馬場さんから聞いた思い出話をひとつ。
馬場さんはプロレス入門して1年ちょっとでアメリカ遠征に行くこととなった。
当時は武者修行とも言われ、遠いアメリカの地に行けることはレスラーの夢であった。
馬場さんが行った頃のアメリカマット界は強豪レスラーがひしめく黄金時代だった。
この第1回のアメリカ遠征は1年8ヶ月の期間となり、そのアメリカマット界での活躍で
帰国時には力道山に次ぐ人気レスラーになっていた。
だが、馬場さん自身から聞いた話によると、すぐに活躍出来たわけではなかったようだ。
出発前に知り合いに遠征祝いに10万円もらってアメリカに向かったのだが、
何と試合が組まれてない。一緒に行った芳ノ里とマンモス鈴木は組まれてあって、
馬場さんとは別行動になったらしい。
馬場さんは一人グレート東郷宅に居候の身となった。
しかし、倹約家としてつとに有名であった東郷はまだ若く大きくて食べ盛りの馬場さんに
常にうるさく言ってたらしい。
練習をしようとすると、腹が減るから止めておけ!じいっと寝ておいたら腹も減らない、
と言われたり、お前はトイレペーパーを使い過ぎるを文句を言われたりした。
結局家から追い出されモーテル暮らしとなった。と言っても試合がない。
という事は金を稼げないて事。当時1ドル360円。ドルが円よりはるかに強かった時代だ。
手元にあった10万なんかみるみる底がついてきた。安いハンバーグとホットドックの毎日。

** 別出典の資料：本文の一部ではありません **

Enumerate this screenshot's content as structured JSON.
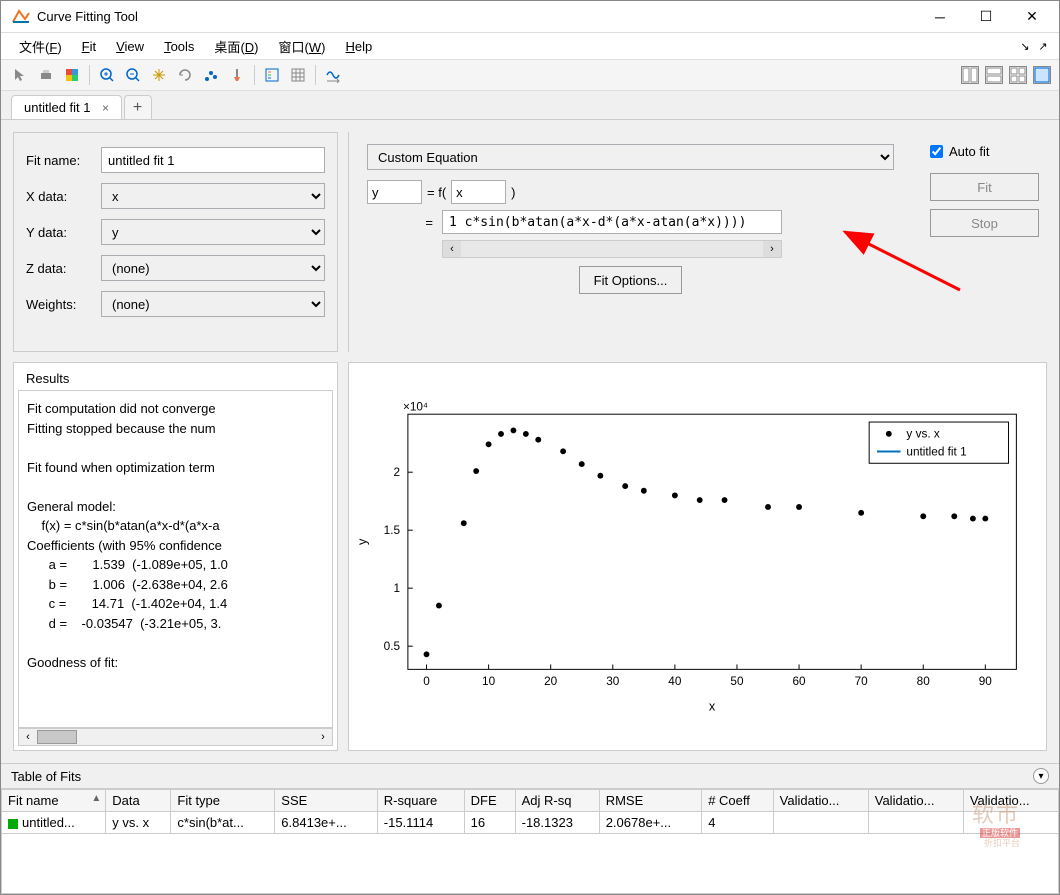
{
  "window": {
    "title": "Curve Fitting Tool"
  },
  "menu": {
    "file": "文件",
    "file_u": "F",
    "fit": "Fit",
    "view": "View",
    "tools": "Tools",
    "desktop": "桌面",
    "desktop_u": "D",
    "windowmenu": "窗口",
    "window_u": "W",
    "help": "Help"
  },
  "tab": {
    "label": "untitled fit 1"
  },
  "form": {
    "fitname_label": "Fit name:",
    "fitname_value": "untitled fit 1",
    "xdata_label": "X data:",
    "xdata_value": "x",
    "ydata_label": "Y data:",
    "ydata_value": "y",
    "zdata_label": "Z data:",
    "zdata_value": "(none)",
    "weights_label": "Weights:",
    "weights_value": "(none)"
  },
  "equation": {
    "type": "Custom Equation",
    "lhs": "y",
    "eq1": "= f(",
    "argv": "x",
    "eq2": ")",
    "eq3": "=",
    "expr": "1 c*sin(b*atan(a*x-d*(a*x-atan(a*x))))",
    "fit_options": "Fit Options..."
  },
  "rightpanel": {
    "auto_fit": "Auto fit",
    "fit_btn": "Fit",
    "stop_btn": "Stop"
  },
  "results": {
    "heading": "Results",
    "text": "Fit computation did not converge\nFitting stopped because the num\n\nFit found when optimization term\n\nGeneral model:\n    f(x) = c*sin(b*atan(a*x-d*(a*x-a\nCoefficients (with 95% confidence\n      a =       1.539  (-1.089e+05, 1.0\n      b =       1.006  (-2.638e+04, 2.6\n      c =       14.71  (-1.402e+04, 1.4\n      d =    -0.03547  (-3.21e+05, 3.\n\nGoodness of fit:"
  },
  "chart": {
    "y_exp": "×10⁴",
    "xlabel": "x",
    "ylabel": "y",
    "xlim": [
      -3,
      95
    ],
    "ylim": [
      0.3,
      2.5
    ],
    "xticks": [
      0,
      10,
      20,
      30,
      40,
      50,
      60,
      70,
      80,
      90
    ],
    "yticks": [
      0.5,
      1.0,
      1.5,
      2.0
    ],
    "legend": {
      "series": "y vs. x",
      "fit": "untitled fit 1"
    },
    "points": [
      [
        0,
        0.43
      ],
      [
        2,
        0.85
      ],
      [
        6,
        1.56
      ],
      [
        8,
        2.01
      ],
      [
        10,
        2.24
      ],
      [
        12,
        2.33
      ],
      [
        14,
        2.36
      ],
      [
        16,
        2.33
      ],
      [
        18,
        2.28
      ],
      [
        22,
        2.18
      ],
      [
        25,
        2.07
      ],
      [
        28,
        1.97
      ],
      [
        32,
        1.88
      ],
      [
        35,
        1.84
      ],
      [
        40,
        1.8
      ],
      [
        44,
        1.76
      ],
      [
        48,
        1.76
      ],
      [
        55,
        1.7
      ],
      [
        60,
        1.7
      ],
      [
        70,
        1.65
      ],
      [
        80,
        1.62
      ],
      [
        85,
        1.62
      ],
      [
        88,
        1.6
      ],
      [
        90,
        1.6
      ]
    ],
    "marker_color": "#000000",
    "line_color": "#0072bd",
    "axis_color": "#000000",
    "bg_color": "#ffffff"
  },
  "table": {
    "heading": "Table of Fits",
    "cols": [
      "Fit name",
      "Data",
      "Fit type",
      "SSE",
      "R-square",
      "DFE",
      "Adj R-sq",
      "RMSE",
      "# Coeff",
      "Validatio...",
      "Validatio...",
      "Validatio..."
    ],
    "row": [
      "untitled...",
      "y vs. x",
      "c*sin(b*at...",
      "6.8413e+...",
      "-15.1114",
      "16",
      "-18.1323",
      "2.0678e+...",
      "4",
      "",
      "",
      ""
    ]
  },
  "watermark": {
    "main": "软市",
    "tag1": "正版软件",
    "tag2": "折扣平台"
  }
}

アメリカに来て一ヵ月近いのに、まだ試合の要請がない。東郷は何も言ってこない。
食事がハンバーグからピクルスだけになった。2メートル9センチの身体を維持できない。
毎日が腹減った状態。
仕事もなく金もなく、言葉が通じない異国の地に腹をすかした大男が独り。
その時馬場さんはロサンゼルス近い太平洋を眺めながら、
当時アメリカでも流行っていた「上を向いて歩こう」を口ずさんでいたという。
この海の向こうには日本がある。何が夢の国アメリカだ!
自分に期待している両親の顔を思い出した。当然涙が頬をつたう。
東郷が自宅で面倒見てくれたのは最初の1週間だけ。
あとはたった独りのモーテル暮らし。
馬場さんはこの時、空腹と孤独のつらさを身を持って知ったという。
モーテルの支配人の好意でペンキ塗りのアルバイトをする事となった。
プロレスの修行で来てるのになんでこんな事をしなきゃならない!
食うためだ。生きるためだ!
1ヵ月過ぎてやっと東郷から連絡があり、試合が組まれた。
まさに馬場さんはハングリー!その後のアメリカマット界での活躍は周知の通り。
私は「上を向いて歩こう」を聞く度に馬場さんから聞いたこの話を思い出す。